Polish President Lech Kaczynski dead in plane crash

My thoughts are with the family of President Lech Kaczynski at this time as they come to terms with their loss due to a plane crash near Smolensk. Also reported among the dead are Polish Army chief of staff, General Franciszek Gagor, National Bank President Slawomir Skrzypek and Deputy Foreign Minister Andrzej Kremoer.

Accidents happen, we all know that.  But there are some sensible precautions that can be taken to reduce risk.  Which is why, when investigations are carried out into the aircraft to determine what caused the crash, questions will surely be asked about the Polish Air Force’s  use of two Soviet era Tupolev Tu-154M aircraft (as below) for VIP flights by the Polish President and Prime Minister.

Image from W-Wa Jeziorki blog

The aircraft has a less than impressive safety record.  The Wikipedia entry for the Tu-154 aircraft tells readers that:

There have been 63 serious flight incidents with Tu-154s, including 36 hull-losses with human fatalities.[17] Six of those incidents resulted from terrorist or military action including an intentional shootdown by Israel, an accidental missile shootdown by Ukraine, several from poor runway conditions in winter (including one which struck snow ploughs on the runway), cargo overloading by airlines in the lapse of post-Soviet federal safety standards (several cases), and mid-air collisions due to faulty air traffic control or mis-communication. Other incidents have resulted from mechanical problems (two cases prior to 2001), running out of fuel on unscheduled extended route, pilot error, and cargo fires.
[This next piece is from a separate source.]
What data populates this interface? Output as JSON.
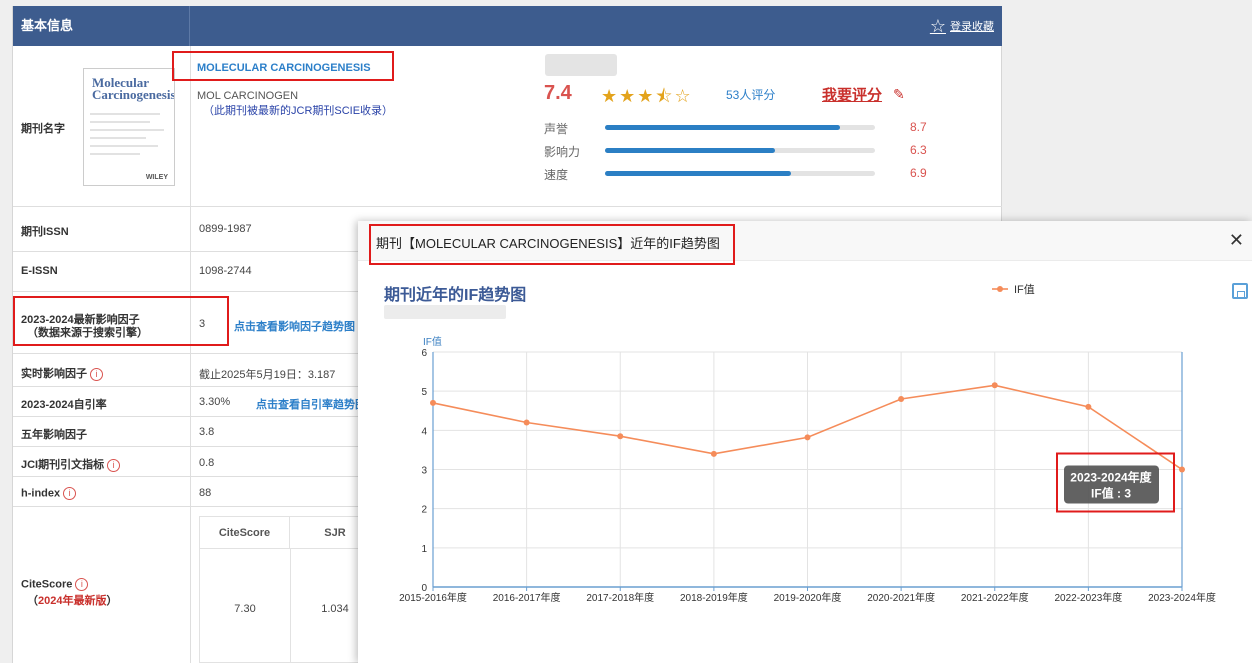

According to the BBC and aviation experts[who?], the Tu-154 has an average safety record considering its length of service (and heavy use in the most demanding conditions), and few accidents appear to have been due to technical failure.[18]

Why would Poland continue using such an aircraft for its head of state when not only has LOT Polish Airlines long since retired its Tupolev fleet and replaced it with a mix of Boeing and Embraer aircraft?  Even Russia’s Aeroflot has decommissioned its Tu-154 fleet.

Polish Tu-154M of the 36th Special Air Transport Regiment at Warsaw

Given Russian threats to Poland about the previously planned siting of interceptor missiles, the tangle with the EU as President Kaczynski tried to avoid signing the Libson Treaty, the desire of many for a re-alignment of Polish politics and the recent excitement over the possible production of a large volume of shale gas that could reduce dependence on Russian gas, there will no doubt be any number of conspiracy theories about this crash, especially as it happened inside Russia.

But realists won’t need to look much further than reliance on a ageing aircraft with a less than reassuring safety record.